His gaze swung back to hers. “If there is no danger, then why did they quarantine your herd?”
“A precaution.”
“I understand that one of your dead cows had green stuff in its mouth. That’s not normal.”
If Floyd knew that, then everyone else did. “Who told you that?”
He didn’t answer, just continued on. “What if it gets in the water? What if it’s airborne? Three cows don’t just drop. Something killed them.”
“Floyd, I have to go,” she said.
The day just got worse from there. Izzie spent the afternoon waiting for information outside the necropsy tent of the State Office of Veterinarian Services. By day’s end, she knew only that the cows had showed renal and liver damage, mucus in the lungs and swelling in their brains. Cause of death was ruled as sudden cardiac arrest in all three. As to why, well, that was the question. What was it, and was it contagious?
The best answer she received was that more tests were needed. On the way back to her truck, Izzie found Chief Gabe Cosen speaking to Clay, who was sweat-stained, saddle-worn and sexy as hell. Clay noticed her approach and gave her a sad smile.
“Didn’t think you’d be back up here,” she said to Clay. “After your boss warned you off.”
Chief Gabe Cosen quirked his brow at her. Clay’s brother was handsome with classic good looks and that distinctive angular jaw shared by all the Cosen brothers. But it was only Clay who made her heart pound.
“I was just telling Clay that I’d served you notice to collect the rest of your herd. I’m sorry, Izzie.”
She pressed her lips together to resist the temptation of tears.
“And he told me that you hired him to have a look around yesterday.”
Of course Clay told his brother. Did she really expect him to pick her needs over his brother’s investigation?
“I’m looking into who cut your fences. Sorry for your troubles.” Gabe tipped his hat, the gray Stetson the tribal police wore in the cold season. He turned to Clay. “Well, I’ve got to verify what you found.” With that the chief of police made a hasty retreat.
“What did you find?”
“I wanted to tell you yesterday, but you’d gone when I got back here, and I didn’t think you wanted me knocking on your front door.”
That made her flush.
“Was I wrong about that?”
Izzie thought of her mother’s earlier tizzy and shook her head. She let her shoulders slump. She lived for the day that her brothers were old enough to take over, and she could live her own life. But from the way it looked now, there would be nothing to pass along to them. Izzie rallied. She could not let that happen. No one and nothing would stop her from retrieving every last cow.
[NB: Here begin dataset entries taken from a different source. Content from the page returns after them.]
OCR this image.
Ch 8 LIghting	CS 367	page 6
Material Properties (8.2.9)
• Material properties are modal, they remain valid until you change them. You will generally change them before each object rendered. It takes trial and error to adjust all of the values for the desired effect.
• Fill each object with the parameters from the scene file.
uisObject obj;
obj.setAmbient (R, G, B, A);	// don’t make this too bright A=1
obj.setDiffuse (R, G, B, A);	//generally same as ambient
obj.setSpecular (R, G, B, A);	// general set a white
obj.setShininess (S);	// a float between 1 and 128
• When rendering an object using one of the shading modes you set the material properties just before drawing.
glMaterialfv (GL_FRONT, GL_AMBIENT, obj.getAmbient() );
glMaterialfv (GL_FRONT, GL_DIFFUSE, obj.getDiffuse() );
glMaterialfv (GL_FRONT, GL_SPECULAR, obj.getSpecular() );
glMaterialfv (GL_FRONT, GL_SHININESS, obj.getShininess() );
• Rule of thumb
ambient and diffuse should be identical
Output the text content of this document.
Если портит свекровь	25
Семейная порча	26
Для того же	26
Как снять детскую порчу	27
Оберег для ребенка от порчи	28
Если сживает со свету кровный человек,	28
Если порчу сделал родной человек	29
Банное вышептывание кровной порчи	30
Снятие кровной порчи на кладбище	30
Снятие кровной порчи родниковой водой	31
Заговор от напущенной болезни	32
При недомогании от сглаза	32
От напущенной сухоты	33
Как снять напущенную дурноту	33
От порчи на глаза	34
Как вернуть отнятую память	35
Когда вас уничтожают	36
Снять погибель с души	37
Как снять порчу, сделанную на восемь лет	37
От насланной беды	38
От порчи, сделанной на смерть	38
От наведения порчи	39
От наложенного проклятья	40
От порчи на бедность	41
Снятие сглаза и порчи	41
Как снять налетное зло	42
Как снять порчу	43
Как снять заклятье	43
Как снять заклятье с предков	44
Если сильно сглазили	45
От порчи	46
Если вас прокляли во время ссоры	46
“I’ve got to get them back,” she said.
Clay motioned to her truck and lowered the back gate. Then he offered her a hand up. They sat side by side amid the comings and goings of inspectors, livestock managers, tribal council. More than one cast them a cursory glance, and she wondered which ones would be reporting to their wives, who would report to her mother later on. Her mother had connections like the roots of an ancient pinyon pine. They were branched and deep.
“It looks like the rodeo,” Izzie muttered.
“Yeah.” Clay surveyed their surroundings and then focused on her. “Izzie, you hired me to give you a report.”
“I can’t pay you now.” She lowered her head, fighting against the burning in her throat. Crying in front of Clay was too humiliating, so she cleared her throat and gritted her teeth until the constriction eased.